Thank you, Bruce. Good morning, everyone. By now, I'm sure you've had the opportunity to review our first quarter earnings release. The first quarter results reflect an important early milestone for our organization, as we transition from a company primarily focused on building liquidity to one focused on continuous improvement in financial results and strength, relative to the competition in all of our business segments. Behind our much improved results is the hard work of our employees, dealers and suppliers which has allowed us to begin to take advantage of our historically low marine inventories as well as the significant fixed cost reductions achieved during 2008 and 2009.
These factors have enabled us to report today an operating profit, as well as our first quarterly year-over-year growth in net sales since the fourth quarter of 2007. We reported a net loss in the quarter of $0.15 per share on a sales increase of 15%. The net loss includes $0.08 per share of restructuring charges and $0.02 per share of benefits from special tax items. Our quarterly operating earnings, excluding restructuring, exit and impairment charges were $18 million, an improvement of about $106 million compared to the loss experienced in the prior year. In response to [ph] the increases in production in wholesale units in our Engine in Boat segments were the primary drivers of our overall 15% topline growth, which generated a significant improvement in fixed cost absorption in our marine businesses.

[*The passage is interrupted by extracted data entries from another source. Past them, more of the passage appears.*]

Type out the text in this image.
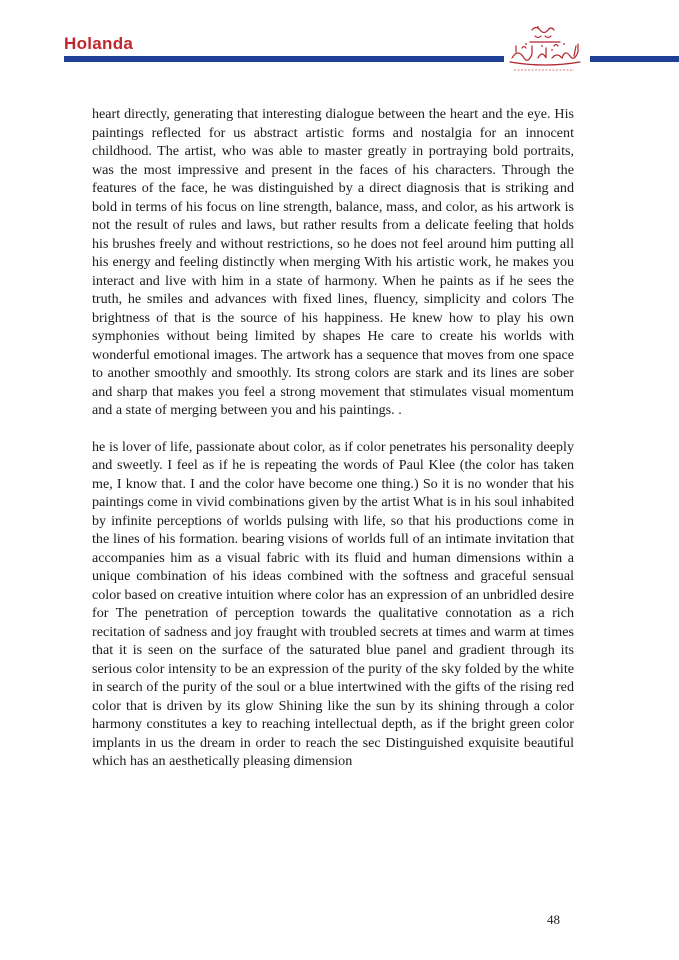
Holanda

heart directly, generating that interesting dialogue between the heart and the eye. His paintings reflected for us abstract artistic forms and nostalgia for an innocent childhood. The artist, who was able to master greatly in portraying bold portraits, was the most impressive and present in the faces of his characters. Through the features of the face, he was distinguished by a direct diagnosis that is striking and bold in terms of his focus on line strength, balance, mass, and color, as his artwork is not the result of rules and laws, but rather results from a delicate feeling that holds his brushes freely and without restrictions, so he does not feel around him putting all his energy and feeling distinctly when merging With his artistic work, he makes you interact and live with him in a state of harmony. When he paints as if he sees the truth, he smiles and advances with fixed lines, fluency, simplicity and colors The brightness of that is the source of his happiness. He knew how to play his own symphonies without being limited by shapes He care to create his worlds with wonderful emotional images. The artwork has a sequence that moves from one space to another smoothly and smoothly. Its strong colors are stark and its lines are sober and sharp that makes you feel a strong movement that stimulates visual momentum and a state of merging between you and his paintings. .

he is lover of life, passionate about color, as if color penetrates his personality deeply and sweetly. I feel as if he is repeating the words of Paul Klee (the color has taken me, I know that. I and the color have become one thing.) So it is no wonder that his paintings come in vivid combinations given by the artist What is in his soul inhabited by infinite perceptions of worlds pulsing with life, so that his productions come in the lines of his formation. bearing visions of worlds full of an intimate invitation that accompanies him as a visual fabric with its fluid and human dimensions within a unique combination of his ideas combined with the softness and graceful sensual color based on creative intuition where color has an expression of an unbridled desire for The penetration of perception towards the qualitative connotation as a rich recitation of sadness and joy fraught with troubled secrets at times and warm at times that it is seen on the surface of the saturated blue panel and gradient through its serious color intensity to be an expression of the purity of the sky folded by the white in search of the purity of the soul or a blue intertwined with the gifts of the rising red color that is driven by its glow Shining like the sun by its shining through a color harmony constitutes a key to reaching intellectual depth, as if the bright green color implants in us the dream in order to reach the sec Distinguished exquisite beautiful which has an aesthetically pleasing dimension

48
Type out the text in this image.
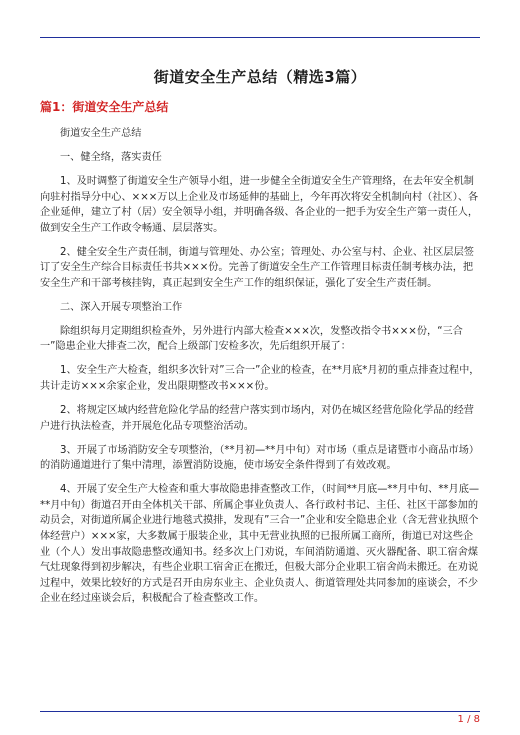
街道安全生产总结（精选3篇）
篇1：街道安全生产总结

街道安全生产总结

一、健全络，落实责任

1、及时调整了街道安全生产领导小组，进一步健全全街道安全生产管理络，在去年安全机制向驻村指导分中心、×××万以上企业及市场延伸的基础上，今年再次将安全机制向村（社区）、各企业延伸，建立了村（居）安全领导小组，并明确各级、各企业的一把手为安全生产第一责任人，做到安全生产工作政令畅通、层层落实。

2、健全安全生产责任制，街道与管理处、办公室；管理处、办公室与村、企业、社区层层签订了安全生产综合目标责任书共×××份。完善了街道安全生产工作管理目标责任制考核办法，把安全生产和干部考核挂钩，真正起到安全生产工作的组织保证，强化了安全生产责任制。

二、深入开展专项整治工作

除组织每月定期组织检查外，另外进行内部大检查×××次，发整改指令书×××份，“三合一”隐患企业大排查二次，配合上级部门安检多次，先后组织开展了：

1、安全生产大检查，组织多次针对”三合一”企业的检查，在**月底*月初的重点排查过程中，共计走访×××余家企业，发出限期整改书×××份。

2、将规定区域内经营危险化学品的经营户落实到市场内，对仍在城区经营危险化学品的经营户进行执法检查，并开展危化品专项整治活动。

3、开展了市场消防安全专项整治，（**月初—**月中旬）对市场（重点是诸暨市小商品市场）的消防通道进行了集中清理，添置消防设施，使市场安全条件得到了有效改观。

4、开展了安全生产大检查和重大事故隐患排查整改工作，（时间**月底—**月中旬、**月底—**月中旬）街道召开由全体机关干部、所属企事业负责人、各行政村书记、主任、社区干部参加的动员会，对街道所属企业进行地毯式摸排，发现有”三合一”企业和安全隐患企业（含无营业执照个体经营户）×××家，大多数属于服装企业，其中无营业执照的已报所属工商所，街道已对这些企业（个人）发出事故隐患整改通知书。经多次上门劝说，车间消防通道、灭火器配备、职工宿舍煤气灶现象得到初步解决，有些企业职工宿舍正在搬迁，但极大部分企业职工宿舍尚未搬迁。在劝说过程中，效果比较好的方式是召开由房东业主、企业负责人、街道管理处共同参加的座谈会，不少企业在经过座谈会后，积极配合了检查整改工作。

1 / 8
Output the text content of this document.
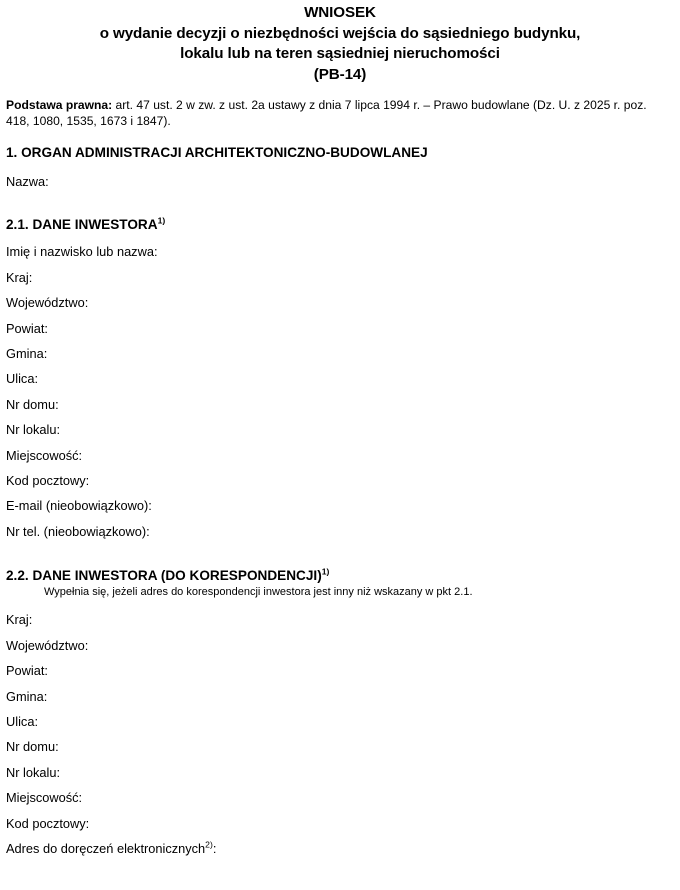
WNIOSEK
o wydanie decyzji o niezbędności wejścia do sąsiedniego budynku,
lokalu lub na teren sąsiedniej nieruchomości
(PB-14)
Podstawa prawna: art. 47 ust. 2 w zw. z ust. 2a ustawy z dnia 7 lipca 1994 r. – Prawo budowlane (Dz. U. z 2025 r. poz. 418, 1080, 1535, 1673 i 1847).
1. ORGAN ADMINISTRACJI ARCHITEKTONICZNO-BUDOWLANEJ
Nazwa:
2.1. DANE INWESTORA$^{1)}$
Imię i nazwisko lub nazwa:
Kraj:
Województwo:
Powiat:
Gmina:
Ulica:
Nr domu:
Nr lokalu:
Miejscowość:
Kod pocztowy:
E-mail (nieobowiązkowo):
Nr tel. (nieobowiązkowo):
2.2. DANE INWESTORA (DO KORESPONDENCJI)$^{1)}$
Wypełnia się, jeżeli adres do korespondencji inwestora jest inny niż wskazany w pkt 2.1.
Kraj:
Województwo:
Powiat:
Gmina:
Ulica:
Nr domu:
Nr lokalu:
Miejscowość:
Kod pocztowy:
Adres do doręczeń elektronicznych$^{2)}$:
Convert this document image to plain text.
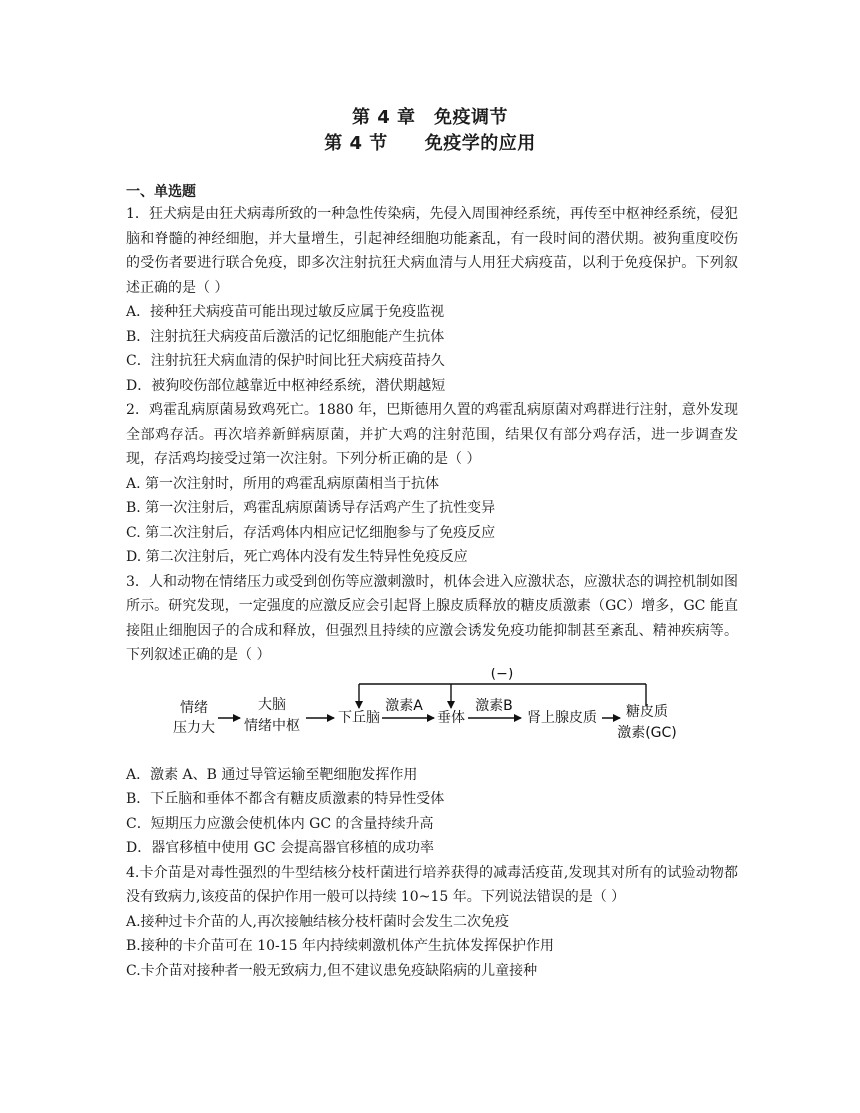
第 4 章　免疫调节
第 4 节　　免疫学的应用
一、单选题

1．狂犬病是由狂犬病毒所致的一种急性传染病，先侵入周围神经系统，再传至中枢神经系统，侵犯脑和脊髓的神经细胞，并大量增生，引起神经细胞功能紊乱，有一段时间的潜伏期。被狗重度咬伤的受伤者要进行联合免疫，即多次注射抗狂犬病血清与人用狂犬病疫苗，以利于免疫保护。下列叙述正确的是（ ）

A．接种狂犬病疫苗可能出现过敏反应属于免疫监视

B．注射抗狂犬病疫苗后激活的记忆细胞能产生抗体

C．注射抗狂犬病血清的保护时间比狂犬病疫苗持久

D．被狗咬伤部位越靠近中枢神经系统，潜伏期越短

2．鸡霍乱病原菌易致鸡死亡。1880 年，巴斯德用久置的鸡霍乱病原菌对鸡群进行注射，意外发现全部鸡存活。再次培养新鲜病原菌，并扩大鸡的注射范围，结果仅有部分鸡存活，进一步调查发现，存活鸡均接受过第一次注射。下列分析正确的是（ ）

A. 第一次注射时，所用的鸡霍乱病原菌相当于抗体

B. 第一次注射后，鸡霍乱病原菌诱导存活鸡产生了抗性变异

C. 第二次注射后，存活鸡体内相应记忆细胞参与了免疫反应

D. 第二次注射后，死亡鸡体内没有发生特异性免疫反应

3．人和动物在情绪压力或受到创伤等应激刺激时，机体会进入应激状态，应激状态的调控机制如图所示。研究发现，一定强度的应激反应会引起肾上腺皮质释放的糖皮质激素（GC）增多，GC 能直接阻止细胞因子的合成和释放，但强烈且持续的应激会诱发免疫功能抑制甚至紊乱、精神疾病等。下列叙述正确的是（ ）

(−)
情绪
压力大
大脑
情绪中枢	下丘脑
激素A
垂体
激素B
肾上腺皮质 糖皮质
激素(GC)

A．激素 A、B 通过导管运输至靶细胞发挥作用

B．下丘脑和垂体不都含有糖皮质激素的特异性受体

C．短期压力应激会使机体内 GC 的含量持续升高

D．器官移植中使用 GC 会提高器官移植的成功率

4.卡介苗是对毒性强烈的牛型结核分枝杆菌进行培养获得的减毒活疫苗,发现其对所有的试验动物都没有致病力,该疫苗的保护作用一般可以持续 10~15 年。下列说法错误的是（ ）

A.接种过卡介苗的人,再次接触结核分枝杆菌时会发生二次免疫

B.接种的卡介苗可在 10-15 年内持续刺激机体产生抗体发挥保护作用

C.卡介苗对接种者一般无致病力,但不建议患免疫缺陷病的儿童接种
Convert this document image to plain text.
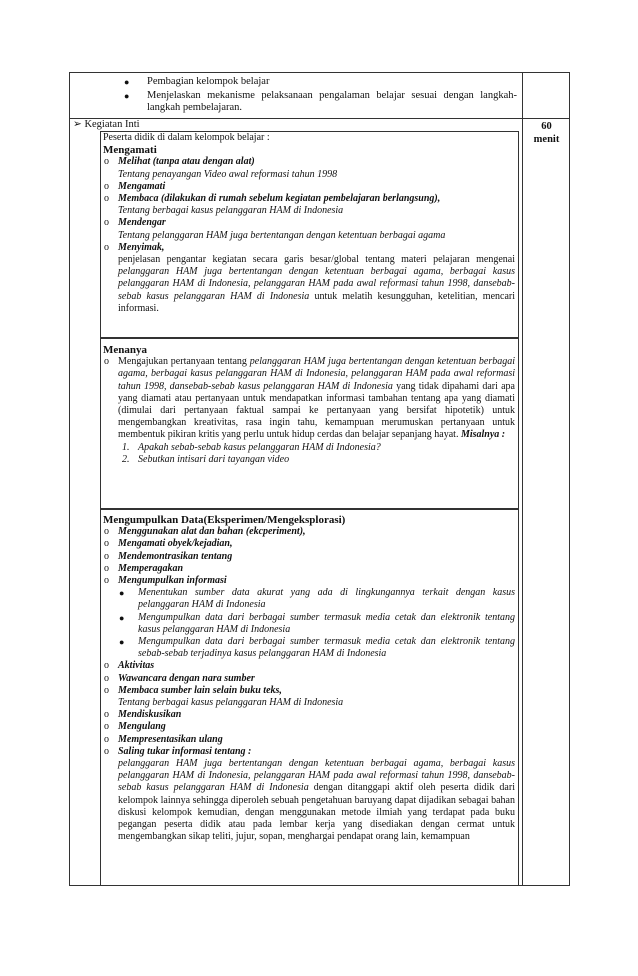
● Pembagian kelompok belajar
● Menjelaskan mekanisme pelaksanaan pengalaman belajar sesuai dengan langkah-langkah pembelajaran.
➢ Kegiatan Inti	60
menit
Peserta didik di dalam kelompok belajar :
Mengamati
o Melihat (tanpa atau dengan alat)
Tentang penayangan Video awal reformasi tahun 1998
o Mengamati
o Membaca (dilakukan di rumah sebelum kegiatan pembelajaran berlangsung),
Tentang berbagai kasus pelanggaran HAM di Indonesia
o Mendengar
Tentang pelanggaran HAM juga bertentangan dengan ketentuan berbagai agama
o Menyimak,
penjelasan pengantar kegiatan secara garis besar/global tentang materi pelajaran mengenai pelanggaran HAM juga bertentangan dengan ketentuan berbagai agama, berbagai kasus pelanggaran HAM di Indonesia, pelanggaran HAM pada awal reformasi tahun 1998, dansebab-sebab kasus pelanggaran HAM di Indonesia untuk melatih kesungguhan, ketelitian, mencari informasi.
Menanya
o Mengajukan pertanyaan tentang pelanggaran HAM juga bertentangan dengan ketentuan berbagai agama, berbagai kasus pelanggaran HAM di Indonesia, pelanggaran HAM pada awal reformasi tahun 1998, dansebab-sebab kasus pelanggaran HAM di Indonesia yang tidak dipahami dari apa yang diamati atau pertanyaan untuk mendapatkan informasi tambahan tentang apa yang diamati (dimulai dari pertanyaan faktual sampai ke pertanyaan yang bersifat hipotetik) untuk mengembangkan kreativitas, rasa ingin tahu, kemampuan merumuskan pertanyaan untuk membentuk pikiran kritis yang perlu untuk hidup cerdas dan belajar sepanjang hayat. Misalnya :
1. Apakah sebab-sebab kasus pelanggaran HAM di Indonesia?
2. Sebutkan intisari dari tayangan video
Mengumpulkan Data(Eksperimen/Mengeksplorasi)
o Menggunakan alat dan bahan (ekcperiment),
o Mengamati obyek/kejadian,
o Mendemontrasikan tentang
o Memperagakan
o Mengumpulkan informasi
● Menentukan sumber data akurat yang ada di lingkungannya terkait dengan kasus pelanggaran HAM di Indonesia
● Mengumpulkan data dari berbagai sumber termasuk media cetak dan elektronik tentang kasus pelanggaran HAM di Indonesia
● Mengumpulkan data dari berbagai sumber termasuk media cetak dan elektronik tentang sebab-sebab terjadinya kasus pelanggaran HAM di Indonesia
o Aktivitas
o Wawancara dengan nara sumber
o Membaca sumber lain selain buku teks,
Tentang berbagai kasus pelanggaran HAM di Indonesia
o Mendiskusikan
o Mengulang
o Mempresentasikan ulang
o Saling tukar informasi tentang :
pelanggaran HAM juga bertentangan dengan ketentuan berbagai agama, berbagai kasus pelanggaran HAM di Indonesia, pelanggaran HAM pada awal reformasi tahun 1998, dansebab-sebab kasus pelanggaran HAM di Indonesia dengan ditanggapi aktif oleh peserta didik dari kelompok lainnya sehingga diperoleh sebuah pengetahuan baruyang dapat dijadikan sebagai bahan diskusi kelompok kemudian, dengan menggunakan metode ilmiah yang terdapat pada buku pegangan peserta didik atau pada lembar kerja yang disediakan dengan cermat untuk mengembangkan sikap teliti, jujur, sopan, menghargai pendapat orang lain, kemampuan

Further contributing to the strong operating leverage demonstrated in these businesses were about $20 million of fixed cost reductions pertaining to actions taken in the second quarter of 2009 through the first quarter of 2010, lower discounts of approximately $6 million required to facilitate boat retail sales and about $12 million resulting from lower bad debt provisions and favorable recoveries against an insurance policy, primarily in the Engine segment. Lower pension expense of approximately $13 million also had a favorable effect on Engine and Bowling & Billiards segments, as well as on corporate expenses. This reduction, combined with fixed cost reductions and lower bad debt expense were the primary factors that reduced our first quarter's SG&A by 11%.
Our recreational segment, which is Fitness and Bowling & Billiards, also contributed to the strong earnings growth in the quarter. I'll comment in a few minutes on the factors that drove their improved accounting performance. Our cash increased by $26 million from year end and net debt decreased by $22 million. Peter will comment, in his remarks on the key factors affecting the quarter's improved cash position, as well as highlight certain cash flow targets for the remainder of the year that will support our objective of generating positive cash flow in 2010. Although encouraged by our first quarter results, driven primarily by a return to a more normal first quarter relationship between wholesale and retail, Marine retail demand in the quarter remained at historically low levels.
Let me review the preliminary first quarter Marine industry data so that we are all level set. Fiberglass sterndrive in the inboard boat unit demand fell by 23%. This compares to a decline of 26% in the fourth quarter of 2009 and 44% in the first quarter of 2009. Outboard fiberglass boat retail unit demand fell 23% in the first quarter. This compares to a decline of 10% in the fourth quarter of 2009 and 39% in the first quarter of 2009. Aluminum product demand fell 16% in the quarter. This compares to a decline of 20% in the fourth quarter of 2009 and 30% in the first quarter of 2009. After taking into account the different volumes represented in each of these segments, the first quarter preliminary total industry demand declined approximately 20%. However, there was a favorable monthly progression of retail demand occurring during the quarter. In the month of March, preliminary results show industry retail demand down about 13%.